Christmas appeal is launched for families

APPEAL: Deirdre Walsh, Ihintz Oliden and Maura Maguire of the Whiterock Children's Centre, with Joanne Enright, Trisha Monahan and Mary O'Rawe of Sure Start, urging the community to help local families in need this Christmas by donating clothes, toys and non-perishable foods APPEAL: Deirdre Walsh, Ihintz Oliden and Maura Maguire of the Whiterock Children's Centre, with Joanne Enright, Trisha Monahan and Mary O'Rawe of Sure Start, urging the community to help local families in need this Christmas by donating clothes, toys and non-perishable foods
By Brónach Ní Thuama

“We would normally have 30 to 40 requests for Christmas support,” says Deirdre Walsh, Centre Manager of Whiterock Children’s Centre. “So far this year we have had over 200 and it’s only the start of December.”

Every year hundreds of people across West Belfast struggle to make ends meet, particularly at Christmas time.
This Christmas, the Whiterock Children’s Centre have teamed up with the Andersonstown News and Ulster Bank, Andersonstown Road branch, to help make Christmas a bit better for those less fortunate. Whiterock Children’s Centre has been helping local families in need for almost thirty years.

The Andersonstown News met with Deirdre Walsh, Manager of Whiterock Children’s Centre this week, to find out how we can help.

Deirdre said: “This could happen to anyone, from any walk of life. We have had people who are in full-time employment come to us for help.

“We also have people who have experienced a mix-up with their tax credits or benefits and their money has been stopped. Maybe someone has just lost their job and they have to wait 13 weeks for money.

“It just takes one or two things to go wrong and people find themselves in difficulties.”

Deirdre continued: “We have been doing this for a few years now and we would ask people to donate what they can. This can be anything from food (non perishable) to toys, clothes, pyjamas and vouchers.

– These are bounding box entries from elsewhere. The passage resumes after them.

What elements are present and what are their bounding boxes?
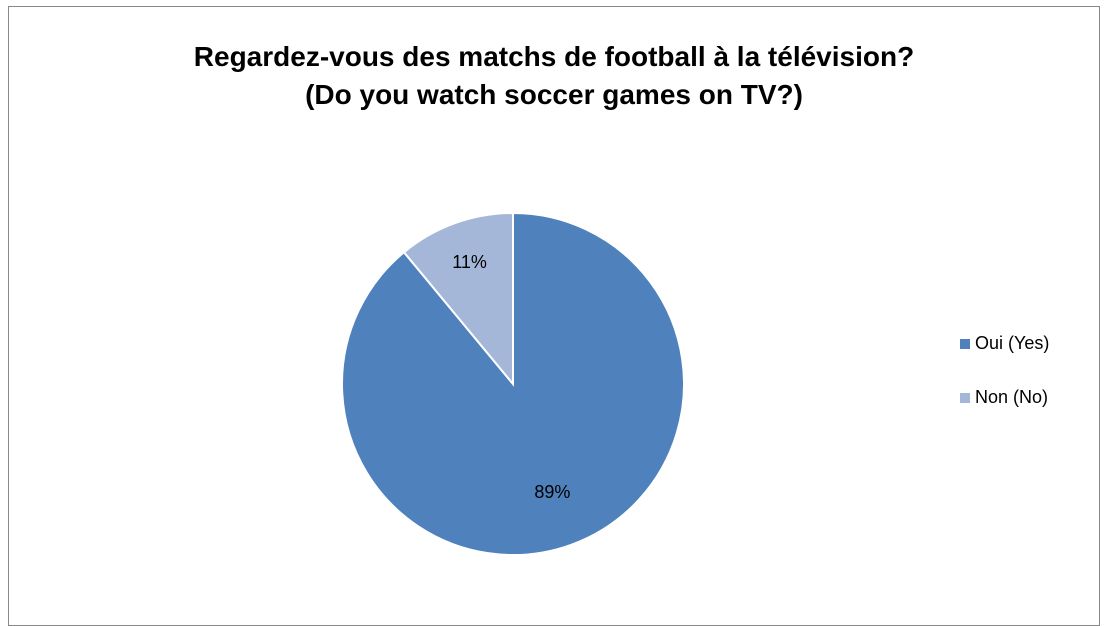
data-label-yes: 89% xyxy=(534,482,570,502)
legend: Oui (Yes) Non (No) xyxy=(960,330,1049,438)
pie-chart: 89% 11% xyxy=(341,211,685,556)
legend-item-no: Non (No) xyxy=(960,384,1049,411)
legend-swatch-no xyxy=(960,392,970,403)
pie-slice-yes xyxy=(341,211,685,556)
legend-swatch-yes xyxy=(960,338,970,349)
chart-title-line-1: Regardez-vous des matchs de football à l… xyxy=(193,41,915,72)
chart-title: Regardez-vous des matchs de football à l… xyxy=(0,38,1108,114)
data-label-no: 11% xyxy=(452,252,487,272)
chart-title-line-2: (Do you watch soccer games on TV?) xyxy=(305,79,803,110)
pie-slice-no xyxy=(402,211,514,387)
legend-item-yes: Oui (Yes) xyxy=(960,330,1049,357)
legend-label-yes: Oui (Yes) xyxy=(975,333,1050,353)
legend-label-no: Non (No) xyxy=(975,387,1049,407)
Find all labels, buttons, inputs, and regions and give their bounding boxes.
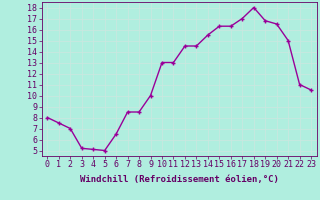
- X-axis label: Windchill (Refroidissement éolien,°C): Windchill (Refroidissement éolien,°C): [80, 175, 279, 184]
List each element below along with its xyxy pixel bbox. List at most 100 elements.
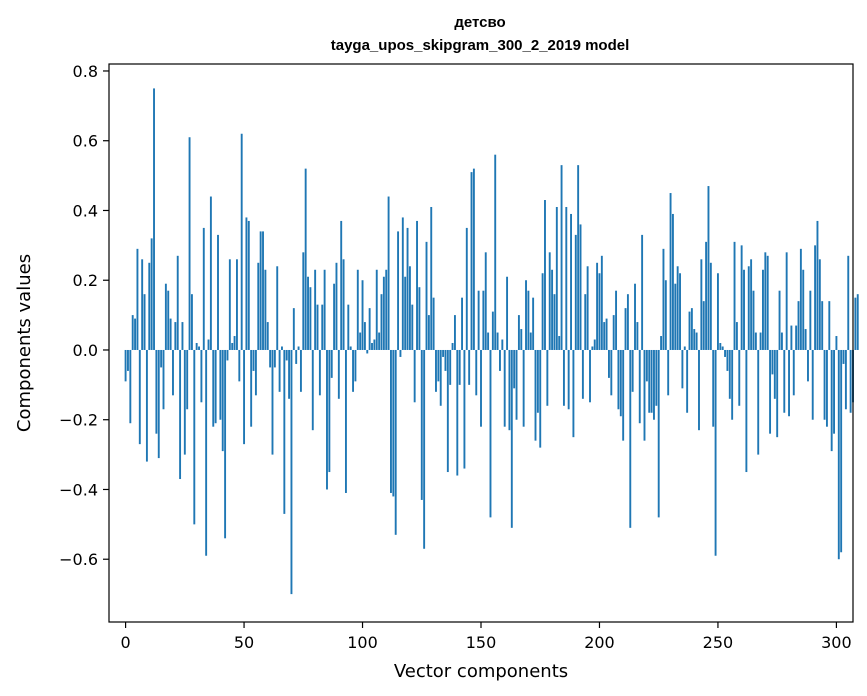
bar-165 (515, 349, 518, 420)
plot-frame (108, 63, 854, 623)
bar-41 (221, 349, 224, 452)
bar-243 (700, 259, 703, 350)
bar-84 (323, 269, 326, 350)
bar-158 (499, 349, 501, 371)
bar-93 (344, 349, 347, 493)
bar-109 (382, 276, 385, 350)
bar-134 (442, 349, 445, 357)
bar-128 (427, 315, 430, 350)
bar-196 (589, 349, 591, 403)
bar-32 (200, 349, 203, 403)
bar-294 (821, 301, 824, 350)
bar-132 (437, 349, 440, 382)
bar-135 (444, 349, 447, 371)
bar-205 (610, 349, 613, 396)
bar-167 (520, 329, 523, 350)
bar-97 (354, 349, 357, 382)
bar-85 (326, 349, 328, 490)
bar-289 (809, 290, 812, 350)
bar-194 (584, 294, 587, 350)
bar-221 (648, 349, 651, 413)
bar-273 (771, 349, 774, 375)
bar-130 (432, 297, 435, 350)
bar-131 (435, 349, 437, 392)
bar-65 (278, 349, 281, 392)
bar-195 (586, 266, 589, 350)
bar-187 (567, 349, 570, 410)
bar-220 (645, 349, 648, 382)
bar-70 (290, 349, 293, 595)
bar-45 (231, 343, 234, 350)
bar-283 (795, 325, 798, 350)
bar-50 (243, 349, 246, 445)
bar-295 (823, 349, 826, 420)
bar-40 (219, 349, 222, 420)
bar-144 (465, 227, 468, 350)
bar-104 (371, 343, 373, 350)
bar-74 (299, 349, 302, 392)
bar-16 (162, 349, 165, 410)
bar-103 (368, 308, 371, 350)
bar-78 (309, 287, 312, 350)
bar-10 (148, 262, 151, 350)
bar-14 (157, 349, 160, 459)
bar-161 (506, 276, 509, 350)
bar-258 (735, 322, 738, 350)
bar-20 (172, 349, 174, 396)
bar-124 (418, 287, 421, 350)
bar-256 (731, 349, 734, 420)
bar-23 (179, 349, 182, 480)
bar-234 (679, 273, 681, 350)
bar-9 (145, 349, 148, 462)
bar-214 (631, 349, 634, 392)
bar-58 (262, 231, 264, 350)
bar-186 (565, 206, 568, 350)
bar-79 (311, 349, 314, 431)
bar-118 (404, 276, 407, 350)
bar-154 (489, 349, 492, 518)
chart-title: детсво (454, 14, 505, 31)
bar-101 (363, 322, 366, 350)
chart-subtitle: tayga_upos_skipgram_300_2_2019 model (331, 37, 630, 54)
bar-175 (539, 349, 542, 448)
bar-270 (764, 252, 767, 350)
bar-287 (804, 329, 807, 350)
bar-87 (330, 349, 333, 378)
bar-123 (416, 220, 418, 350)
bar-248 (712, 349, 715, 427)
bar-293 (818, 259, 821, 350)
bar-230 (669, 193, 672, 350)
bar-62 (271, 349, 274, 455)
bar-301 (837, 349, 840, 560)
bar-90 (337, 349, 340, 399)
bar-300 (835, 336, 838, 350)
bar-18 (167, 290, 170, 350)
bar-267 (757, 349, 760, 455)
bar-106 (375, 269, 378, 350)
bar-29 (193, 349, 196, 525)
bar-95 (349, 346, 352, 350)
bar-139 (453, 315, 456, 350)
bar-215 (634, 283, 636, 350)
bar-271 (766, 255, 769, 350)
bar-26 (186, 349, 189, 410)
bar-262 (745, 349, 748, 473)
bar-276 (778, 290, 781, 350)
bar-176 (541, 273, 544, 350)
bar-28 (190, 294, 193, 350)
bar-25 (183, 349, 186, 455)
bar-241 (695, 332, 698, 350)
bar-244 (702, 301, 705, 350)
bar-308 (854, 297, 857, 350)
bar-7 (141, 259, 144, 350)
bar-288 (807, 349, 809, 382)
bar-150 (480, 349, 482, 427)
bar-89 (335, 262, 338, 350)
bar-177 (544, 200, 546, 350)
bar-159 (501, 339, 504, 350)
bar-252 (721, 346, 724, 350)
bar-253 (724, 349, 726, 357)
bar-180 (551, 269, 554, 350)
bar-277 (780, 332, 783, 350)
bar-218 (641, 234, 644, 350)
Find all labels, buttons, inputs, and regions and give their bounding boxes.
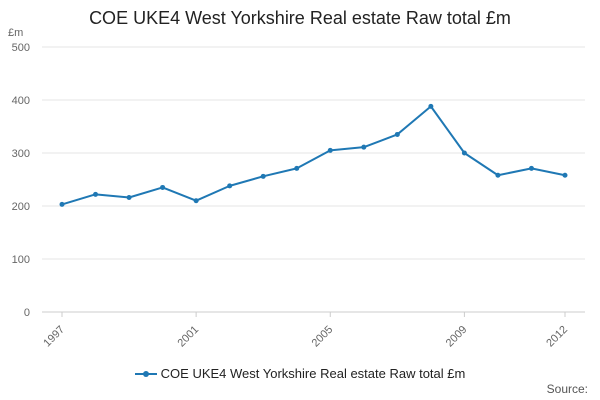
y-tick-label: 200 [12,201,30,213]
data-point[interactable] [93,191,99,197]
data-point[interactable] [495,172,501,178]
x-tick-label: 2001 [175,324,201,350]
data-point[interactable] [59,201,65,207]
y-tick-label: 300 [12,148,30,160]
legend-label: COE UKE4 West Yorkshire Real estate Raw … [160,366,466,381]
data-point[interactable] [294,165,300,171]
y-tick-label: 0 [24,307,30,319]
x-axis-ticks: 1997 2001 2005 2009 2012 [41,312,570,349]
chart-title: COE UKE4 West Yorkshire Real estate Raw … [89,8,511,28]
data-point[interactable] [126,195,132,201]
source-label: Source: [546,382,588,396]
data-point[interactable] [562,172,568,178]
x-tick-label: 2005 [310,324,336,350]
data-point[interactable] [160,184,166,190]
data-point[interactable] [260,173,266,179]
data-point[interactable] [394,131,400,137]
legend: COE UKE4 West Yorkshire Real estate Raw … [0,366,600,382]
gridlines [42,46,585,313]
series-group [59,103,568,207]
series-line [61,105,566,206]
data-point[interactable] [227,183,233,189]
y-tick-label: 500 [12,42,30,54]
data-point[interactable] [461,150,467,156]
x-tick-label: 2012 [544,324,570,350]
x-tick-label: 2009 [444,324,470,350]
y-tick-label: 400 [12,95,30,107]
data-point[interactable] [528,165,534,171]
data-point[interactable] [193,198,199,204]
y-axis-unit-label: £m [8,27,23,39]
legend-line-marker-icon [134,369,157,379]
y-axis-ticks: 0 100 200 300 400 500 [12,42,30,319]
x-tick-label: 1997 [41,324,67,350]
y-tick-label: 100 [12,254,30,266]
data-point[interactable] [361,144,367,150]
data-point[interactable] [327,147,333,153]
data-point[interactable] [428,103,434,109]
legend-item[interactable]: COE UKE4 West Yorkshire Real estate Raw … [134,366,466,381]
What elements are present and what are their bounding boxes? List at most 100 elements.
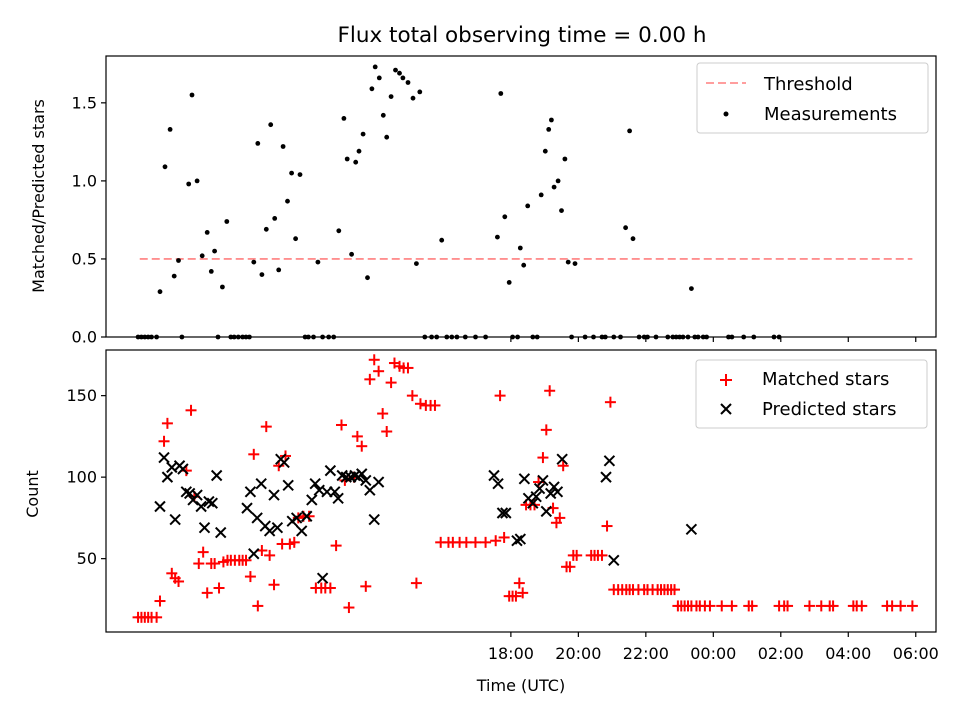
measurement-point [530, 334, 536, 340]
measurement-point [331, 334, 337, 340]
predicted-star-marker [316, 572, 329, 584]
predicted-star-marker [360, 474, 372, 487]
measurement-point [410, 95, 416, 101]
measurement-point [145, 334, 151, 340]
measurement-point [380, 112, 386, 118]
measurement-point [255, 141, 261, 146]
measurement-point [542, 148, 548, 154]
measurement-point [154, 334, 160, 340]
measurement-point [341, 116, 347, 121]
count-y-tick-label: 50 [77, 549, 97, 568]
predicted-star-marker [244, 486, 257, 498]
measurement-point [462, 334, 468, 340]
measurement-point [473, 334, 478, 340]
matched-star-marker [377, 408, 389, 420]
measurement-point [353, 159, 359, 165]
predicted-star-marker [500, 507, 512, 519]
measurement-point [360, 131, 366, 137]
predicted-star-marker [191, 489, 203, 501]
measurement-point [680, 334, 686, 340]
predicted-star-marker [158, 451, 170, 464]
measurement-point [372, 64, 378, 70]
measurement-point [400, 75, 406, 81]
matched-star-marker [414, 398, 426, 410]
measurement-point [215, 334, 221, 340]
legend-matched-label: Matched stars [762, 369, 889, 390]
matched-star-marker [746, 600, 758, 612]
measurement-point [498, 91, 504, 96]
count-x-tick-label: 20:00 [555, 644, 601, 663]
predicted-star-marker [301, 510, 313, 522]
predicted-star-marker [255, 477, 267, 490]
predicted-star-marker [198, 521, 211, 534]
ratio-legend-box [696, 62, 929, 134]
predicted-star-marker [685, 523, 698, 536]
matched-star-marker [385, 377, 397, 389]
measurement-point [726, 334, 731, 340]
matched-star-marker [252, 600, 264, 612]
measurement-point [630, 236, 636, 242]
matched-star-marker [803, 600, 815, 612]
count-x-tick-label: 22:00 [623, 644, 669, 663]
matched-star-marker [480, 536, 492, 548]
measurement-point [231, 334, 237, 340]
ratio-y-tick-label: 1.0 [72, 171, 97, 190]
measurement-point [591, 334, 596, 340]
predicted-star-marker [263, 525, 276, 537]
measurement-point [689, 286, 694, 291]
measurement-point [670, 334, 676, 340]
matched-star-marker [726, 600, 738, 612]
predicted-star-marker [271, 521, 284, 534]
measurement-points [135, 64, 782, 340]
measurement-point [247, 334, 252, 340]
measurement-point [224, 219, 230, 224]
measurement-point [538, 192, 544, 198]
measurement-point [388, 94, 394, 99]
matched-star-marker [154, 595, 166, 607]
count-legend: Matched stars Predicted stars [695, 359, 928, 429]
measurement-point [179, 334, 185, 340]
matched-star-marker [364, 373, 376, 385]
measurement-point [199, 253, 205, 259]
count-y-axis-label: Count [23, 470, 42, 518]
predicted-star-marker [372, 476, 385, 488]
measurement-point [506, 280, 512, 285]
predicted-star-markers [154, 451, 698, 584]
measurement-point [449, 334, 455, 340]
measurement-point [162, 164, 168, 170]
measurement-point [665, 334, 671, 340]
ratio-x-ticks [510, 337, 917, 342]
predicted-star-marker [177, 463, 189, 475]
measurement-point [306, 334, 311, 340]
matched-star-marker [288, 536, 300, 548]
predicted-star-marker [349, 469, 361, 482]
matched-star-marker [244, 571, 256, 583]
measurement-point [369, 86, 375, 92]
measurement-point [549, 117, 554, 123]
predicted-star-marker [340, 471, 352, 483]
matched-star-marker [557, 460, 569, 472]
ratio-panel: 0.0 0.5 1.0 1.5 Matched/Predicted stars Thr… [29, 55, 937, 347]
measurement-point [204, 230, 210, 235]
measurement-point [336, 228, 342, 234]
predicted-star-marker [488, 469, 500, 482]
measurement-point [349, 251, 354, 257]
matched-star-marker [510, 590, 522, 602]
count-y-tick-label: 150 [66, 386, 97, 405]
matched-star-marker [201, 587, 213, 599]
measurement-point [559, 208, 564, 214]
measurement-point [311, 334, 316, 340]
predicted-star-marker [492, 477, 504, 490]
predicted-star-marker [603, 455, 616, 467]
measurement-point [751, 334, 757, 340]
predicted-star-marker [290, 512, 303, 524]
measurement-point [293, 236, 298, 242]
predicted-star-marker [356, 468, 368, 480]
measurement-point [302, 334, 308, 340]
count-x-tick-label: 02:00 [758, 644, 804, 663]
ratio-y-tick-label: 0.5 [72, 249, 97, 268]
measurement-point [397, 70, 402, 76]
measurement-point [534, 334, 540, 340]
matched-star-marker [406, 390, 418, 402]
measurement-point [220, 284, 225, 290]
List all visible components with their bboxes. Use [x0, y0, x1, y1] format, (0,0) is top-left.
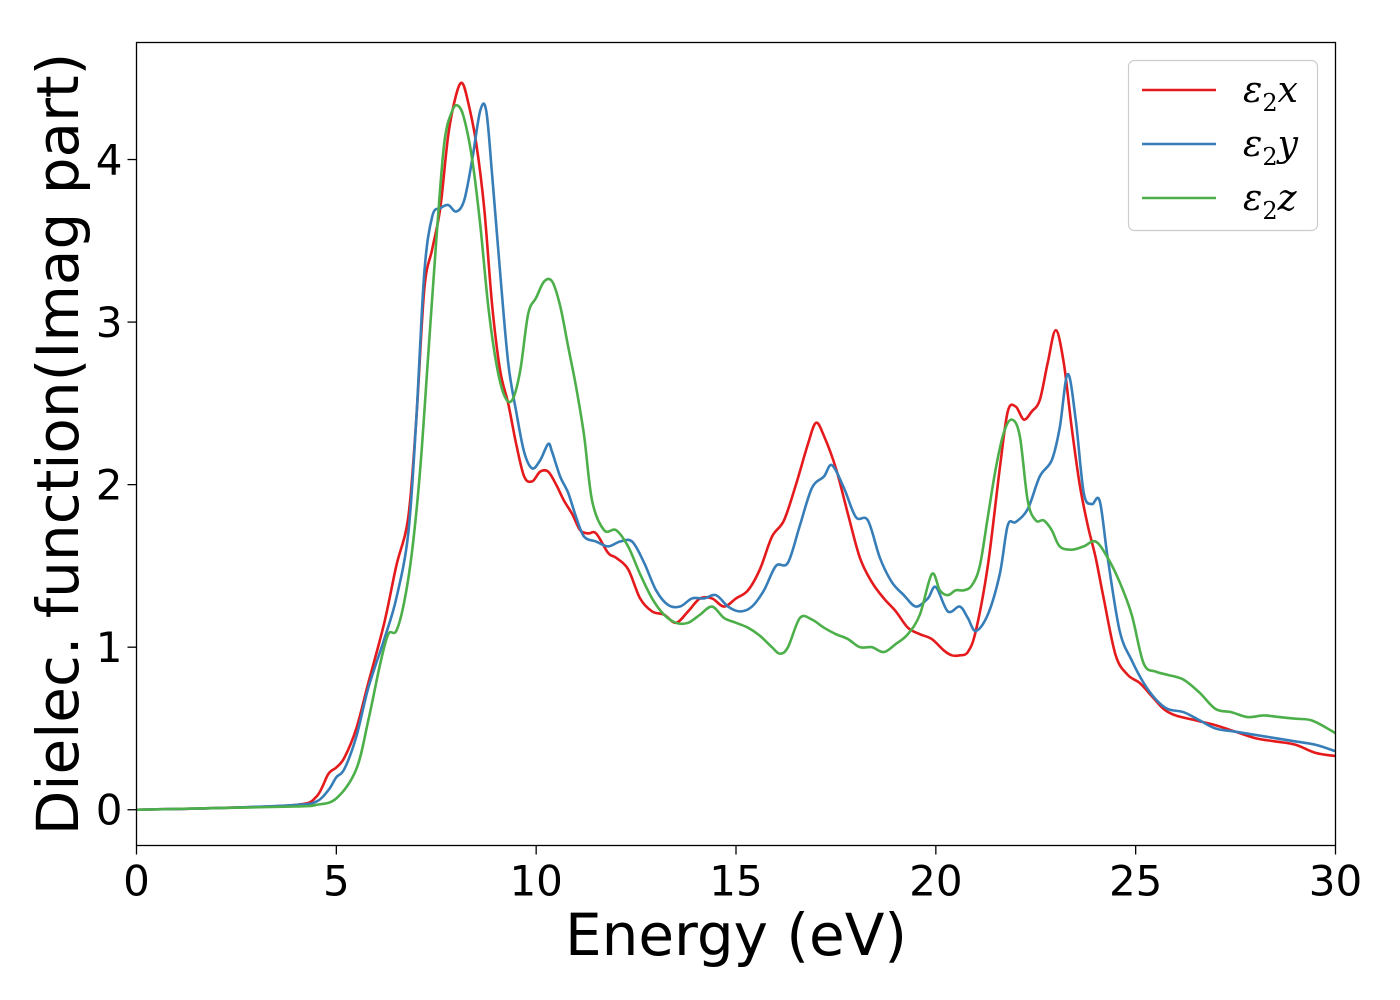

“Vouchers are a wonderful gift as they allow people to make their own shopping choices while keeping their dignity and pride. Vouchers from all major supermarkets such as Asda, Sainsbury’s and Tesco are really welcome as are vouchers from clothes shops.”

When it comes to buying clothes most people buy for young children, however, Deirdre says that teenagers should not be overlooked.

“Everybody thinks of small children but if you’ve a 16 or 17-year-old they are really hard to provide for. You can’t hand them a toy or something small.

Clothes
“At 14, 15 and 16 image is everything, young people face a lot of peer pressure so any vouchers for clothes shops would be gratefully accepted. It’s about trying to lessen the burden for people.”
As well as food, toys, clothes and vouchers, the Whiterock Children’s Centre also purchases gas and electric for those in need.

“The majority of people who come to us have been referred through the family support hub or through the family support workers in Sure Start,” said Deirdre.
“We deliver items discreetly as some people may feel embarrassed, which they shouldn’t but it’s just human nature.

“It really means the world to people when they know they are getting some help, they know they aren’t on their own. We never turn anyone away.

“The majority of people will try and buy presents but then that leaves no extra money for anything else. What’s the point in having presents if you’ve no gas, electric or food?

The cut off for donations is Friday December 15th. If you would like to make a donation, items can be left in to the Whiterock Children’s Centre, the Ulster Bank, Andersonstown Road branch or the Andersonstown News office, 2 Hannahstown Hill, or our Kennedy Centre Kiosk.